# Renaming Outlook Archives



## HDJulie (Aug 10, 2008)

I'm running the Outlook 2010 Beta at work & am about to have to create a new pst file for next year's archives. I have several pst files from previous years that are visible in Outlook & I would like to rename them. For example, the actual pst file on the computer might be personal folder (1).pst but it shows in Outlook as Julie's Archives 1. I want to rename it to say Julie's Archives 2002 - 2004. I've right-clicked on the folder in Outlook & selected Properties & gone to Advanced. A Name column shows up there that appears to be editable but it does not actually let anything be changed. Is there a way to change the name of an archive as it appears in Outlook?


----------



## The Merg (Jun 24, 2007)

HDJulie said:


> I'm running the Outlook 2010 Beta at work & am about to have to create a new pst file for next year's archives. I have several pst files from previous years that are visible in Outlook & I would like to rename them. For example, the actual pst file on the computer might be personal folder (1).pst but it shows in Outlook as Julie's Archives 1. I want to rename it to say Julie's Archives 2002 - 2004. I've right-clicked on the folder in Outlook & selected Properties & gone to Advanced. A Name column shows up there that appears to be editable but it does not actually let anything be changed. Is there a way to change the name of an archive as it appears in Outlook?

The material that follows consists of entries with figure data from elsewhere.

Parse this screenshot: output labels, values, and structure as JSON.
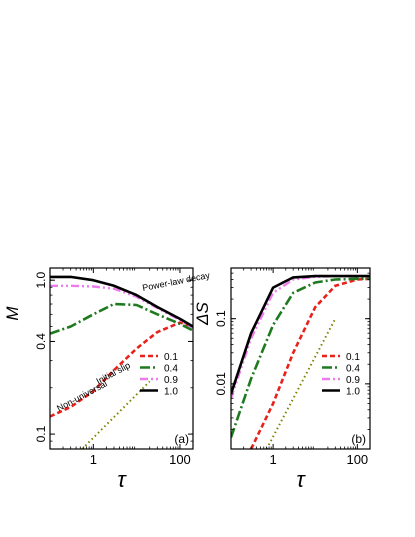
{
  "chart_data": [
    {
      "type": "line",
      "panel_label": "(a)",
      "ylabel": "M",
      "xlabel": "τ",
      "xscale": "log",
      "yscale": "log",
      "xlim": [
        0.1,
        200
      ],
      "ylim": [
        0.08,
        1.2
      ],
      "xticks": [
        {
          "v": 1,
          "label": "1"
        },
        {
          "v": 100,
          "label": "100"
        }
      ],
      "yticks": [
        {
          "v": 0.1,
          "label": "0.1"
        },
        {
          "v": 0.4,
          "label": "0.4"
        },
        {
          "v": 1.0,
          "label": "1.0"
        }
      ],
      "legend_position": "bottom-right",
      "annotations": [
        {
          "text": "Power-law decay",
          "x": 14,
          "y": 0.85,
          "angle": -11
        },
        {
          "text": "Initial slip",
          "x": 1.3,
          "y": 0.21,
          "angle": -28
        },
        {
          "text": "Non-universal",
          "x": 0.16,
          "y": 0.14,
          "angle": -28
        }
      ],
      "series": [
        {
          "name": "0.1",
          "color": "#e8211b",
          "dash": "5,3",
          "width": 2.6,
          "x": [
            0.1,
            0.3,
            1,
            3,
            10,
            30,
            100,
            200
          ],
          "y": [
            0.13,
            0.15,
            0.19,
            0.26,
            0.36,
            0.46,
            0.53,
            0.5
          ]
        },
        {
          "name": "0.4",
          "color": "#1e7a1e",
          "dash": "10,3,2,3",
          "width": 2.6,
          "x": [
            0.1,
            0.3,
            1,
            3,
            10,
            30,
            100,
            200
          ],
          "y": [
            0.45,
            0.5,
            0.6,
            0.7,
            0.69,
            0.6,
            0.52,
            0.47
          ]
        },
        {
          "name": "0.9",
          "color": "#ee7bee",
          "dash": "8,3,2,3,2,3",
          "width": 2.4,
          "x": [
            0.1,
            0.3,
            1,
            3,
            10,
            30,
            100,
            200
          ],
          "y": [
            0.92,
            0.92,
            0.91,
            0.88,
            0.78,
            0.66,
            0.55,
            0.49
          ]
        },
        {
          "name": "1.0",
          "color": "#000000",
          "dash": "",
          "width": 2.6,
          "x": [
            0.1,
            0.3,
            1,
            3,
            10,
            30,
            100,
            200
          ],
          "y": [
            1.05,
            1.05,
            1.0,
            0.92,
            0.8,
            0.67,
            0.56,
            0.5
          ]
        },
        {
          "name": "",
          "color": "#808000",
          "dash": "1.5,3",
          "width": 2,
          "x": [
            0.55,
            20
          ],
          "y": [
            0.08,
            0.22
          ]
        }
      ]
    },
    {
      "type": "line",
      "panel_label": "(b)",
      "ylabel": "ΔS",
      "xlabel": "τ",
      "xscale": "log",
      "yscale": "log",
      "xlim": [
        0.1,
        200
      ],
      "ylim": [
        0.001,
        0.6
      ],
      "xticks": [
        {
          "v": 1,
          "label": "1"
        },
        {
          "v": 100,
          "label": "100"
        }
      ],
      "yticks": [
        {
          "v": 0.01,
          "label": "0.01"
        },
        {
          "v": 0.1,
          "label": "0.1"
        }
      ],
      "legend_position": "bottom-right",
      "series": [
        {
          "name": "0.1",
          "color": "#e8211b",
          "dash": "5,3",
          "width": 2.6,
          "x": [
            0.3,
            1,
            3,
            10,
            30,
            100,
            200
          ],
          "y": [
            0.001,
            0.005,
            0.03,
            0.15,
            0.32,
            0.4,
            0.41
          ]
        },
        {
          "name": "0.4",
          "color": "#1e7a1e",
          "dash": "10,3,2,3",
          "width": 2.6,
          "x": [
            0.1,
            0.3,
            1,
            3,
            10,
            30,
            100,
            200
          ],
          "y": [
            0.0015,
            0.012,
            0.08,
            0.25,
            0.36,
            0.4,
            0.41,
            0.41
          ]
        },
        {
          "name": "0.9",
          "color": "#ee7bee",
          "dash": "8,3,2,3,2,3",
          "width": 2.4,
          "x": [
            0.1,
            0.3,
            1,
            3,
            10,
            30,
            100,
            200
          ],
          "y": [
            0.006,
            0.05,
            0.25,
            0.4,
            0.44,
            0.45,
            0.45,
            0.45
          ]
        },
        {
          "name": "1.0",
          "color": "#000000",
          "dash": "",
          "width": 2.6,
          "x": [
            0.1,
            0.3,
            1,
            3,
            10,
            30,
            100,
            200
          ],
          "y": [
            0.007,
            0.06,
            0.3,
            0.43,
            0.45,
            0.45,
            0.45,
            0.45
          ]
        },
        {
          "name": "",
          "color": "#808000",
          "dash": "1.5,3",
          "width": 2,
          "x": [
            0.7,
            30
          ],
          "y": [
            0.001,
            0.1
          ]
        }
      ]
    }
  ]
}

Thats's how I've always done it in OL 2007. I just checked again now and the field is editable for me. Have you tried just closing out of Outlook completely and reopening it?

- Merg


----------



## HDJulie (Aug 10, 2008)

Yes, sure did. I can rename archives in Outlook 2007 on another machine but cannot rename archives in Outlook 2010. Maybe it is a limitation in the Beta or maybe it is a bug.


----------